Без всякого сожаления распростился Луциан со стенами римской крепости и темными дубами. Прошло совсем немного времени, и воспоминание о недавних переживаниях показалось ему даже приятным: лестница, по которой Луциан когда-то забрался на эту крутизну, исчезла, но он уже стоял на вершине. Каприз красивой девушки вырвал Луциана из объятий терзавшего его внешнего мира, склонного лишь презирать и преследовать. Оглядываясь назад, Луциан видел, каким он был тогда: жалкое существо, которое в корчах извивалось на горячих угольях и жалобно клянчило у веселящихся прохожих капельку воды – лишь капельку воды, чтобы остудить обожженный язык! Луциан с презрением говорил себе, что был «общественной тварью», чье счастье зависело от расположения других людей и чье стремление писать возникло не столько из любви к искусству, сколько из желания снискать похвалу. Всего лишь одна изданная книга плюс благосклонные отзывы солидных журналов тотчас же восстановили бы репутацию Луциана в глазах соседей. Теперь он понимал, насколько неразумным было это желание: во-первых, настоящий художник никогда еще не добивался уважения достопочтенной публики, во-вторых, книги нельзя писать ради уважения обывателей, равно как в расчете на материальную выгоду, в-третьих – и это самое главное – человек не должен впадать в зависимость от других людей.
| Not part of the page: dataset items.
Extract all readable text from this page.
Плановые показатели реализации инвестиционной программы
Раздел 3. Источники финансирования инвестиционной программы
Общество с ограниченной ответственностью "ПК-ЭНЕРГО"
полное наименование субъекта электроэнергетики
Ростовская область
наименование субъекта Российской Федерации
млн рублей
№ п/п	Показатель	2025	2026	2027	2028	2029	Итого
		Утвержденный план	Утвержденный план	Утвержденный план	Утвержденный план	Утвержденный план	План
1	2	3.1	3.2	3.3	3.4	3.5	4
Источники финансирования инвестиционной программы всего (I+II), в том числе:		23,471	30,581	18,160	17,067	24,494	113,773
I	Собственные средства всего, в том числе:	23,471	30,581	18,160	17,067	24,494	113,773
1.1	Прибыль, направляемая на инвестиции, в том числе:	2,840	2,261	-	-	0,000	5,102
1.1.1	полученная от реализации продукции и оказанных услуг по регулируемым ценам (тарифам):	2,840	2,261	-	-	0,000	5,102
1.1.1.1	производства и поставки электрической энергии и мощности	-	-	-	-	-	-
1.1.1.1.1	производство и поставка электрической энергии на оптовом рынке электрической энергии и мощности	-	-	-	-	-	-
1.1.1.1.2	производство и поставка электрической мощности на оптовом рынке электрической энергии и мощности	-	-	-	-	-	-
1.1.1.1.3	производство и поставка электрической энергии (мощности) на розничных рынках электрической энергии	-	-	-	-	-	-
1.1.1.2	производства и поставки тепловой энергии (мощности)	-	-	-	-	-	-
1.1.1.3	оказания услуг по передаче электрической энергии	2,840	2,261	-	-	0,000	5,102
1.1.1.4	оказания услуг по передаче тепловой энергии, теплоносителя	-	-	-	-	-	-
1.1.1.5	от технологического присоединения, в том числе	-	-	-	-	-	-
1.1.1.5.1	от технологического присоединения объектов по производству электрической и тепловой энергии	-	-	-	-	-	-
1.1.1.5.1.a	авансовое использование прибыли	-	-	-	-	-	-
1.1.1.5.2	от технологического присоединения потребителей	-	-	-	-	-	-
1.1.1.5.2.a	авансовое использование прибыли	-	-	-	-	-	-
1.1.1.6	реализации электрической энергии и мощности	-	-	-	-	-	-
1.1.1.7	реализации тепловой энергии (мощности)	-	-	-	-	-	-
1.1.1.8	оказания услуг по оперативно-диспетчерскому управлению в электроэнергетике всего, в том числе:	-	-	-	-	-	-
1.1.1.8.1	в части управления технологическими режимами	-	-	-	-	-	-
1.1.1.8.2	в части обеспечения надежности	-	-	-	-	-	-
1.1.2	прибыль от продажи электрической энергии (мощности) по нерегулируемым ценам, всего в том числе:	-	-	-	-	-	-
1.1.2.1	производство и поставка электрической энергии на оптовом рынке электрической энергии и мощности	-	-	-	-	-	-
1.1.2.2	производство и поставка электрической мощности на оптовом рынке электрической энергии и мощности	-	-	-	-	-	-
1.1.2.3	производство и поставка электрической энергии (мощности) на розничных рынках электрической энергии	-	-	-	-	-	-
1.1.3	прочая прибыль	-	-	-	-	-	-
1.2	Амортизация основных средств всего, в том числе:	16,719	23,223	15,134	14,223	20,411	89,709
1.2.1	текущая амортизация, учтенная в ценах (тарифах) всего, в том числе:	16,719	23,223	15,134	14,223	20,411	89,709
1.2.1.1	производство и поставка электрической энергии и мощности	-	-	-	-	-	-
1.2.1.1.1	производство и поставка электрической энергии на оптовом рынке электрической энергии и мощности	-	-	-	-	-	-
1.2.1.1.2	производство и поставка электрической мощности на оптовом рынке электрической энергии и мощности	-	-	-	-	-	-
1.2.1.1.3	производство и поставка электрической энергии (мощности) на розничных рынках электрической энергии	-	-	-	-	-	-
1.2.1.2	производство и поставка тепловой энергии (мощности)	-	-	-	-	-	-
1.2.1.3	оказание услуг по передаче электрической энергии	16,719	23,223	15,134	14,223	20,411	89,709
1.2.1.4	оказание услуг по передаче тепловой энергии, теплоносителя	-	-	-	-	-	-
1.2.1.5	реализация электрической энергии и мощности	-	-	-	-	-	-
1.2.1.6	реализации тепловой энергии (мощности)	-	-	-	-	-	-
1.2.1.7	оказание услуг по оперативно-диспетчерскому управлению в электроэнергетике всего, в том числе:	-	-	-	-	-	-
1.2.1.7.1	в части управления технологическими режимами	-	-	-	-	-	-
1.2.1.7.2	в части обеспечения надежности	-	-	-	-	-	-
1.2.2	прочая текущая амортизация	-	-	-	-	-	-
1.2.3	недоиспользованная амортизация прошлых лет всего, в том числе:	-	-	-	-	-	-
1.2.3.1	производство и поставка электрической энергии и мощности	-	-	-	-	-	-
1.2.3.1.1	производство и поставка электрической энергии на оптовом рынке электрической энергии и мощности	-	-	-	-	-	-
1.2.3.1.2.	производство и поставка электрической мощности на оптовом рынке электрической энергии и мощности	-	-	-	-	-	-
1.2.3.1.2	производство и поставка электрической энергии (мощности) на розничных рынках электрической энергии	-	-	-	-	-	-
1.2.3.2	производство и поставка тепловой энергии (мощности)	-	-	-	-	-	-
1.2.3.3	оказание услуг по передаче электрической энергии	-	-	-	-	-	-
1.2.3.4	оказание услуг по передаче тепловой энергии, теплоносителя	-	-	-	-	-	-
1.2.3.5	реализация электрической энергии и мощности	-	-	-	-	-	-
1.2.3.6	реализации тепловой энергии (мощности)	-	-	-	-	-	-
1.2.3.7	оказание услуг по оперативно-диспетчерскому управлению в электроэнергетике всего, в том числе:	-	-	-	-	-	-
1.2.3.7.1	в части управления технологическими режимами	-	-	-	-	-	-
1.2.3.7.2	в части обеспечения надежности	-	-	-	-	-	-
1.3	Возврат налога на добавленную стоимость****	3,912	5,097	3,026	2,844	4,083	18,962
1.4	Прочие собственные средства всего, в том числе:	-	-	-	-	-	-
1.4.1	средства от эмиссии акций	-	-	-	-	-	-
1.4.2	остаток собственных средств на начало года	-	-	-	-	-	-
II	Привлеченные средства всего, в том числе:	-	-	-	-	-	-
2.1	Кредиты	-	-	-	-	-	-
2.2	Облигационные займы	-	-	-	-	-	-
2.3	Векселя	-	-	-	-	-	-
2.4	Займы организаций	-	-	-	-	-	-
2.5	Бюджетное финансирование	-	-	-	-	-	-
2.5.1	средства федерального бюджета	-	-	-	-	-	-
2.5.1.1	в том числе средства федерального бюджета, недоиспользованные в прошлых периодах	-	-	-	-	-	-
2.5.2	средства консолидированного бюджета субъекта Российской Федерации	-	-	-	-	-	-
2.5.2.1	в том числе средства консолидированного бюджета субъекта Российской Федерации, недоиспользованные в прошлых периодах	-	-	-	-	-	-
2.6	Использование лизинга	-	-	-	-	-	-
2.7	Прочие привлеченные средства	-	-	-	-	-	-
Нежная, навеки любимая Энни спасла Луциана от тьмы и безумия. Она искусно и умело исполнила свою роль, причем вовсе не желая облагодетельствовать влюбленного юношу, а скорее стремясь удовлетворить собственные желания. Но в результате своего мимолетного увлечения Энни подарила Луциану бесценную тайну. А потом он захотел превратить себя в прекрасный дар, праздничную жертву, достойную возлюбленной. Он отказался от мирской тщеты, и в своих поисках пришел к истине, которая вовеки пребудет с ним.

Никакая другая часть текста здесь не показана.